Workshop Description: The software engineering life cycle is well established in the industry, from requirements, to design, build, deploy and maintain. Now it’s time to apply this to our machine learning projects. Azure Machine Learning is a platform for developing and deploying your machine learning models on Azure.
Use your favourite frameworks, libraries and tools to build and deploy your machine learning experiments with the help of the cloud.
In this workshop, we will look at the lifecycle of your projects: from data to model and model to consumption in the real world. You can follow along with code samples I will share, as well as using these examples to help you replicate this workshop with your own projects after the event.

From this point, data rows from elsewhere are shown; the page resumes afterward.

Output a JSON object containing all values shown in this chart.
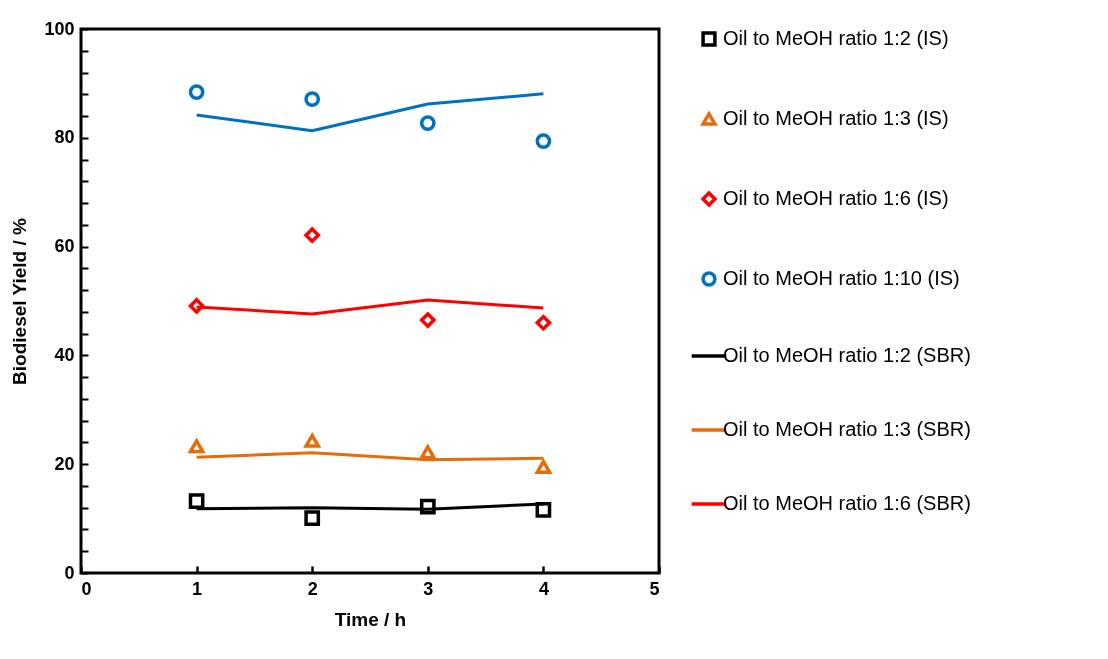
{
  "chart_data": {
    "type": "line",
    "xlabel": "Time / h",
    "ylabel": "Biodiesel Yield / %",
    "x": [
      1,
      2,
      3,
      4
    ],
    "xlim": [
      0,
      5
    ],
    "xticks": [
      0,
      1,
      2,
      3,
      4,
      5
    ],
    "ylim": [
      0,
      100
    ],
    "yticks": [
      0,
      {
        "value": 4,
        "label": null
      },
      {
        "value": 8,
        "label": null
      },
      {
        "value": 12,
        "label": null
      },
      {
        "value": 16,
        "label": null
      },
      20,
      {
        "value": 24,
        "label": null
      },
      {
        "value": 28,
        "label": null
      },
      {
        "value": 32,
        "label": null
      },
      {
        "value": 36,
        "label": null
      },
      40,
      {
        "value": 44,
        "label": null
      },
      {
        "value": 48,
        "label": null
      },
      {
        "value": 52,
        "label": null
      },
      {
        "value": 56,
        "label": null
      },
      60,
      {
        "value": 64,
        "label": null
      },
      {
        "value": 68,
        "label": null
      },
      {
        "value": 72,
        "label": null
      },
      {
        "value": 76,
        "label": null
      },
      80,
      {
        "value": 84,
        "label": null
      },
      {
        "value": 88,
        "label": null
      },
      {
        "value": 92,
        "label": null
      },
      {
        "value": 96,
        "label": null
      },
      100
    ],
    "legend": "right",
    "series": [
      {
        "name": "Oil to MeOH ratio 1:2 (IS)",
        "type": "scatter",
        "marker": "square",
        "color": "#000000",
        "values": [
          13.2,
          10.1,
          12.2,
          11.6
        ]
      },
      {
        "name": "Oil to MeOH ratio 1:3 (IS)",
        "type": "scatter",
        "marker": "triangle",
        "color": "#e46c0a",
        "values": [
          23.3,
          24.3,
          22.2,
          19.5
        ]
      },
      {
        "name": "Oil to MeOH ratio 1:6 (IS)",
        "type": "scatter",
        "marker": "diamond",
        "color": "#ff0000",
        "values": [
          49.1,
          62.1,
          46.5,
          46.0
        ]
      },
      {
        "name": "Oil to MeOH ratio 1:10 (IS)",
        "type": "scatter",
        "marker": "circle",
        "color": "#0070c0",
        "values": [
          88.4,
          87.1,
          82.7,
          79.4
        ]
      },
      {
        "name": "Oil to MeOH ratio 1:2 (SBR)",
        "type": "line",
        "color": "#000000",
        "values": [
          11.8,
          12.0,
          11.7,
          12.7
        ]
      },
      {
        "name": "Oil to MeOH ratio 1:3 (SBR)",
        "type": "line",
        "color": "#e46c0a",
        "values": [
          21.3,
          22.1,
          20.8,
          21.1
        ]
      },
      {
        "name": "Oil to MeOH ratio 1:6 (SBR)",
        "type": "line",
        "color": "#ff0000",
        "values": [
          48.9,
          47.6,
          50.2,
          48.7
        ]
      },
      {
        "type": "line",
        "color": "#0070c0",
        "values": [
          84.2,
          81.3,
          86.2,
          88.1
        ]
      }
    ]
  }
}
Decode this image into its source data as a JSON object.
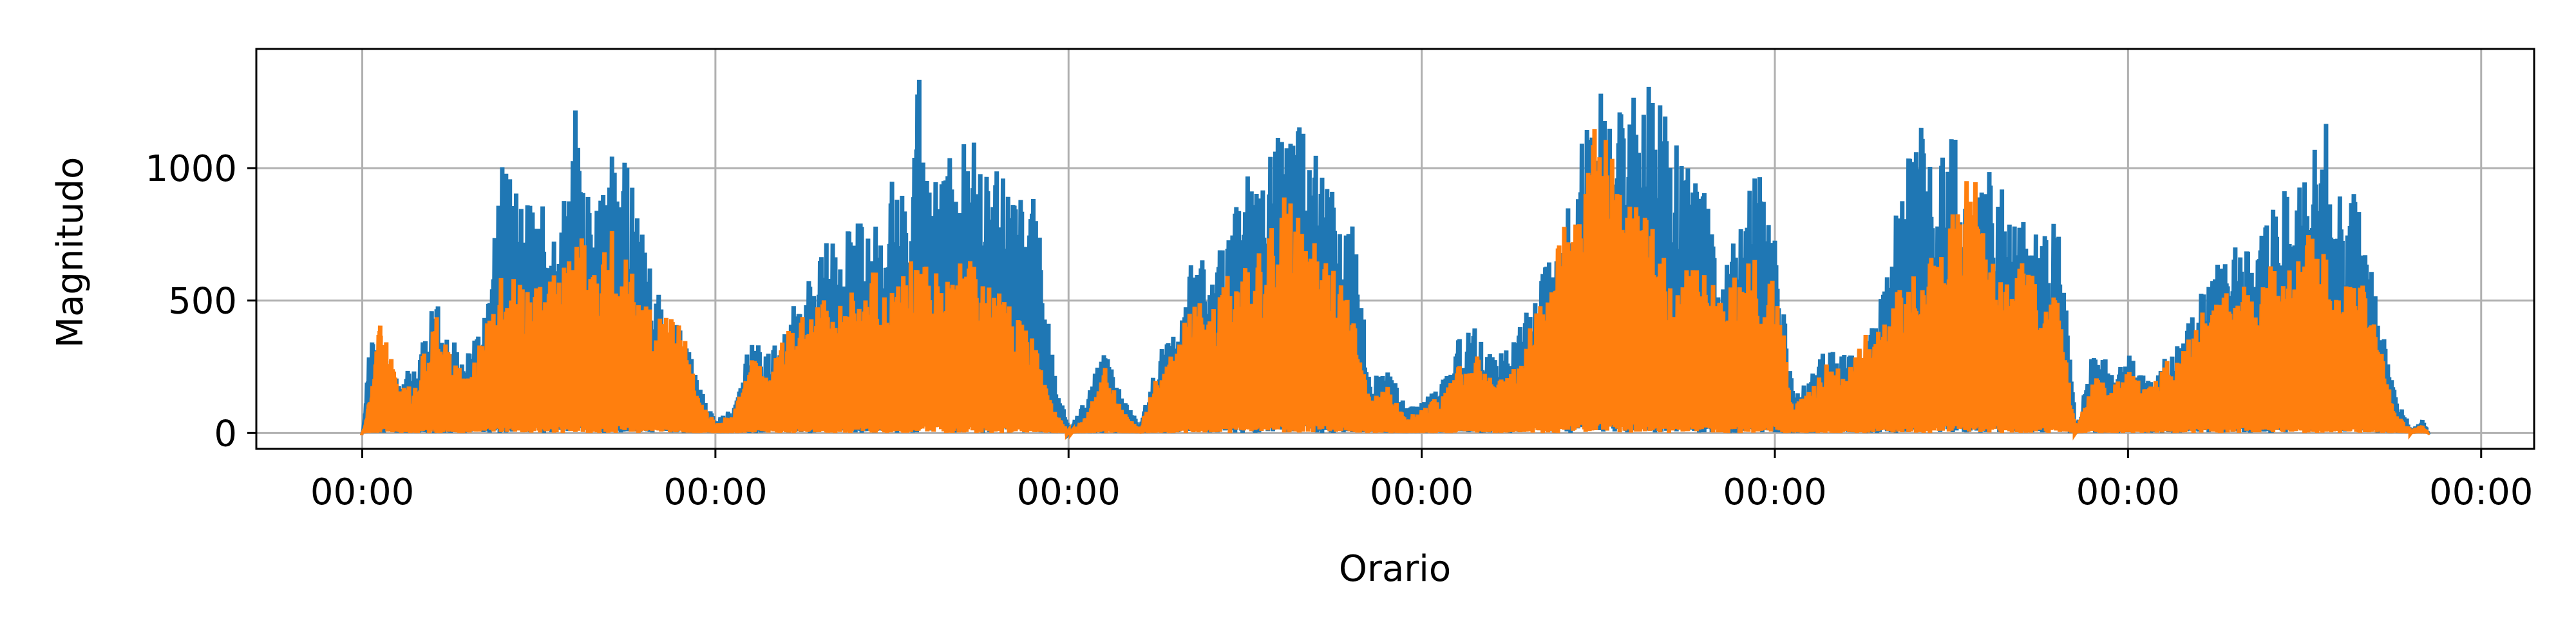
{
  "chart_data": {
    "type": "line",
    "xlabel": "Orario",
    "ylabel": "Magnitudo",
    "x_tick_labels": [
      "00:00",
      "00:00",
      "00:00",
      "00:00",
      "00:00",
      "00:00",
      "00:00"
    ],
    "y_ticks": [
      0,
      500,
      1000
    ],
    "y_tick_labels": [
      "0",
      "500",
      "1000"
    ],
    "xlim": [
      -0.3,
      6.15
    ],
    "ylim": [
      -60,
      1450
    ],
    "grid": true,
    "legend": "none",
    "colors": {
      "series_1": "#1f77b4",
      "series_2": "#ff7f0e"
    },
    "series": [
      {
        "color": "#1f77b4",
        "points": [
          [
            0.0,
            0
          ],
          [
            0.02,
            400
          ],
          [
            0.05,
            300
          ],
          [
            0.1,
            210
          ],
          [
            0.15,
            260
          ],
          [
            0.2,
            520
          ],
          [
            0.25,
            350
          ],
          [
            0.3,
            300
          ],
          [
            0.35,
            480
          ],
          [
            0.4,
            1100
          ],
          [
            0.45,
            850
          ],
          [
            0.5,
            900
          ],
          [
            0.55,
            700
          ],
          [
            0.6,
            1230
          ],
          [
            0.65,
            800
          ],
          [
            0.7,
            1050
          ],
          [
            0.75,
            1080
          ],
          [
            0.8,
            700
          ],
          [
            0.85,
            500
          ],
          [
            0.9,
            420
          ],
          [
            0.95,
            180
          ],
          [
            1.0,
            50
          ],
          [
            1.05,
            100
          ],
          [
            1.1,
            380
          ],
          [
            1.15,
            300
          ],
          [
            1.2,
            450
          ],
          [
            1.25,
            550
          ],
          [
            1.3,
            750
          ],
          [
            1.35,
            720
          ],
          [
            1.4,
            820
          ],
          [
            1.45,
            780
          ],
          [
            1.5,
            1000
          ],
          [
            1.55,
            800
          ],
          [
            1.57,
            1400
          ],
          [
            1.62,
            950
          ],
          [
            1.7,
            1150
          ],
          [
            1.75,
            1060
          ],
          [
            1.8,
            980
          ],
          [
            1.85,
            900
          ],
          [
            1.9,
            920
          ],
          [
            1.95,
            300
          ],
          [
            2.0,
            10
          ],
          [
            2.05,
            150
          ],
          [
            2.1,
            330
          ],
          [
            2.15,
            130
          ],
          [
            2.2,
            30
          ],
          [
            2.25,
            300
          ],
          [
            2.3,
            390
          ],
          [
            2.35,
            740
          ],
          [
            2.4,
            600
          ],
          [
            2.45,
            850
          ],
          [
            2.5,
            1000
          ],
          [
            2.55,
            1100
          ],
          [
            2.6,
            1220
          ],
          [
            2.65,
            1260
          ],
          [
            2.7,
            1100
          ],
          [
            2.75,
            880
          ],
          [
            2.8,
            850
          ],
          [
            2.85,
            200
          ],
          [
            2.9,
            260
          ],
          [
            2.95,
            100
          ],
          [
            3.0,
            120
          ],
          [
            3.05,
            200
          ],
          [
            3.1,
            360
          ],
          [
            3.15,
            400
          ],
          [
            3.2,
            280
          ],
          [
            3.25,
            330
          ],
          [
            3.3,
            530
          ],
          [
            3.35,
            640
          ],
          [
            3.4,
            780
          ],
          [
            3.45,
            1100
          ],
          [
            3.5,
            1300
          ],
          [
            3.55,
            1280
          ],
          [
            3.6,
            1390
          ],
          [
            3.65,
            1300
          ],
          [
            3.7,
            1200
          ],
          [
            3.75,
            1030
          ],
          [
            3.8,
            900
          ],
          [
            3.85,
            620
          ],
          [
            3.9,
            860
          ],
          [
            3.95,
            1000
          ],
          [
            4.0,
            800
          ],
          [
            4.05,
            160
          ],
          [
            4.1,
            220
          ],
          [
            4.15,
            350
          ],
          [
            4.2,
            290
          ],
          [
            4.25,
            330
          ],
          [
            4.3,
            540
          ],
          [
            4.35,
            900
          ],
          [
            4.4,
            1250
          ],
          [
            4.45,
            950
          ],
          [
            4.5,
            1200
          ],
          [
            4.55,
            850
          ],
          [
            4.6,
            1000
          ],
          [
            4.65,
            900
          ],
          [
            4.7,
            850
          ],
          [
            4.75,
            730
          ],
          [
            4.8,
            830
          ],
          [
            4.85,
            10
          ],
          [
            4.9,
            330
          ],
          [
            4.95,
            260
          ],
          [
            5.0,
            300
          ],
          [
            5.05,
            200
          ],
          [
            5.1,
            280
          ],
          [
            5.15,
            360
          ],
          [
            5.2,
            520
          ],
          [
            5.25,
            650
          ],
          [
            5.3,
            720
          ],
          [
            5.35,
            700
          ],
          [
            5.4,
            880
          ],
          [
            5.45,
            940
          ],
          [
            5.5,
            1000
          ],
          [
            5.55,
            1220
          ],
          [
            5.6,
            950
          ],
          [
            5.65,
            920
          ],
          [
            5.7,
            500
          ],
          [
            5.75,
            170
          ],
          [
            5.8,
            10
          ],
          [
            5.83,
            50
          ],
          [
            5.85,
            0
          ]
        ]
      },
      {
        "color": "#ff7f0e",
        "points": [
          [
            0.0,
            0
          ],
          [
            0.03,
            220
          ],
          [
            0.05,
            470
          ],
          [
            0.1,
            160
          ],
          [
            0.15,
            200
          ],
          [
            0.2,
            470
          ],
          [
            0.25,
            300
          ],
          [
            0.3,
            220
          ],
          [
            0.35,
            420
          ],
          [
            0.4,
            630
          ],
          [
            0.45,
            550
          ],
          [
            0.5,
            560
          ],
          [
            0.55,
            610
          ],
          [
            0.6,
            820
          ],
          [
            0.65,
            660
          ],
          [
            0.7,
            820
          ],
          [
            0.75,
            640
          ],
          [
            0.8,
            500
          ],
          [
            0.85,
            450
          ],
          [
            0.9,
            420
          ],
          [
            0.95,
            120
          ],
          [
            1.0,
            40
          ],
          [
            1.05,
            80
          ],
          [
            1.1,
            310
          ],
          [
            1.15,
            220
          ],
          [
            1.2,
            400
          ],
          [
            1.25,
            470
          ],
          [
            1.3,
            510
          ],
          [
            1.35,
            520
          ],
          [
            1.4,
            540
          ],
          [
            1.45,
            620
          ],
          [
            1.5,
            540
          ],
          [
            1.55,
            660
          ],
          [
            1.6,
            650
          ],
          [
            1.65,
            580
          ],
          [
            1.7,
            750
          ],
          [
            1.75,
            630
          ],
          [
            1.8,
            560
          ],
          [
            1.85,
            470
          ],
          [
            1.9,
            350
          ],
          [
            1.95,
            100
          ],
          [
            2.0,
            0
          ],
          [
            2.05,
            70
          ],
          [
            2.1,
            250
          ],
          [
            2.15,
            80
          ],
          [
            2.2,
            20
          ],
          [
            2.25,
            230
          ],
          [
            2.3,
            330
          ],
          [
            2.35,
            520
          ],
          [
            2.4,
            460
          ],
          [
            2.45,
            620
          ],
          [
            2.5,
            650
          ],
          [
            2.55,
            720
          ],
          [
            2.6,
            900
          ],
          [
            2.65,
            850
          ],
          [
            2.7,
            700
          ],
          [
            2.75,
            640
          ],
          [
            2.8,
            470
          ],
          [
            2.85,
            130
          ],
          [
            2.9,
            180
          ],
          [
            2.95,
            60
          ],
          [
            3.0,
            90
          ],
          [
            3.05,
            150
          ],
          [
            3.1,
            260
          ],
          [
            3.15,
            300
          ],
          [
            3.2,
            210
          ],
          [
            3.25,
            230
          ],
          [
            3.3,
            410
          ],
          [
            3.35,
            520
          ],
          [
            3.4,
            800
          ],
          [
            3.45,
            860
          ],
          [
            3.5,
            1330
          ],
          [
            3.55,
            950
          ],
          [
            3.6,
            880
          ],
          [
            3.65,
            780
          ],
          [
            3.7,
            600
          ],
          [
            3.75,
            620
          ],
          [
            3.8,
            700
          ],
          [
            3.85,
            480
          ],
          [
            3.9,
            650
          ],
          [
            3.95,
            660
          ],
          [
            4.0,
            570
          ],
          [
            4.05,
            100
          ],
          [
            4.1,
            170
          ],
          [
            4.15,
            280
          ],
          [
            4.2,
            220
          ],
          [
            4.25,
            370
          ],
          [
            4.3,
            430
          ],
          [
            4.35,
            560
          ],
          [
            4.4,
            640
          ],
          [
            4.45,
            670
          ],
          [
            4.5,
            880
          ],
          [
            4.55,
            1060
          ],
          [
            4.6,
            700
          ],
          [
            4.65,
            560
          ],
          [
            4.7,
            660
          ],
          [
            4.75,
            560
          ],
          [
            4.8,
            500
          ],
          [
            4.85,
            10
          ],
          [
            4.9,
            220
          ],
          [
            4.95,
            170
          ],
          [
            5.0,
            240
          ],
          [
            5.05,
            160
          ],
          [
            5.1,
            290
          ],
          [
            5.15,
            300
          ],
          [
            5.2,
            460
          ],
          [
            5.25,
            520
          ],
          [
            5.3,
            570
          ],
          [
            5.35,
            600
          ],
          [
            5.4,
            640
          ],
          [
            5.45,
            660
          ],
          [
            5.5,
            770
          ],
          [
            5.55,
            680
          ],
          [
            5.6,
            600
          ],
          [
            5.65,
            610
          ],
          [
            5.7,
            390
          ],
          [
            5.75,
            80
          ],
          [
            5.8,
            10
          ],
          [
            5.83,
            30
          ],
          [
            5.85,
            0
          ]
        ]
      }
    ]
  }
}
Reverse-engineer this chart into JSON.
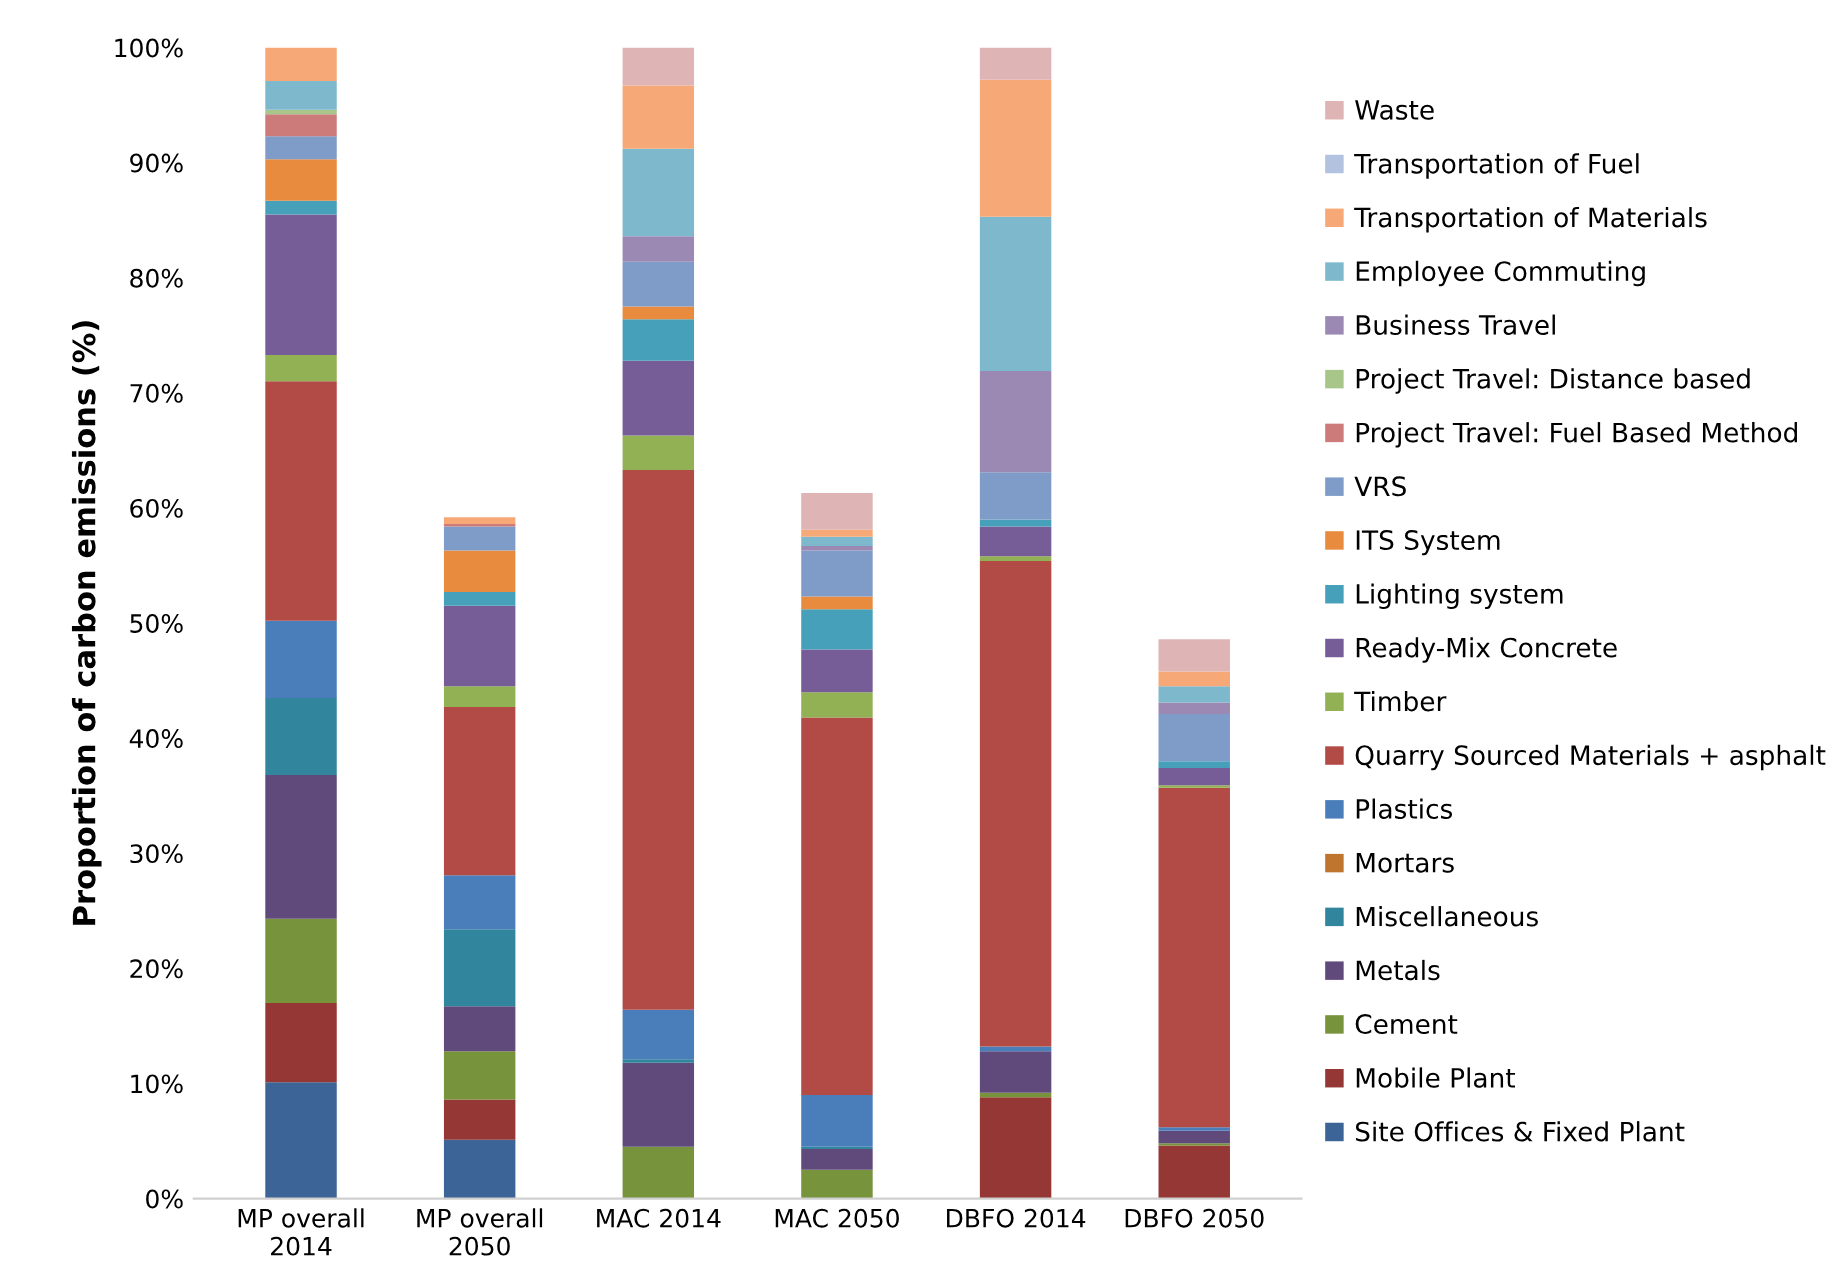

What you need to prepare before the workshop:
* You will need to bring a laptop with a modern web browser
* Have access to an Azure Subscription. If you do not have one you can sign up here for a free trial: https://azure.microsoft.com/en-gb/free/
( Resources will be available on GitHub during the session
Amy Boyd is a Cloud Advocate at Microsoft, having obtained a degree in Computer Science, completing a research project in Natural Language Processing/Machine Learning and an internship at Microsoft’s search engine, Bing. Amy is passionate about Data Science and Machine Learning and her roles at Microsoft have allowed her to work on many different areas of data science (visualisation, ML, big data, IoT) as well as working on projects with customers across the globe. Her role as a Cloud Developer Advocate is to help developers to engage with Microsoft around Microsoft Azure and specifically the Microsoft AI Platform by providing content, learnings, and sample code. You will find her sharing her content and learnings online and at in-person events.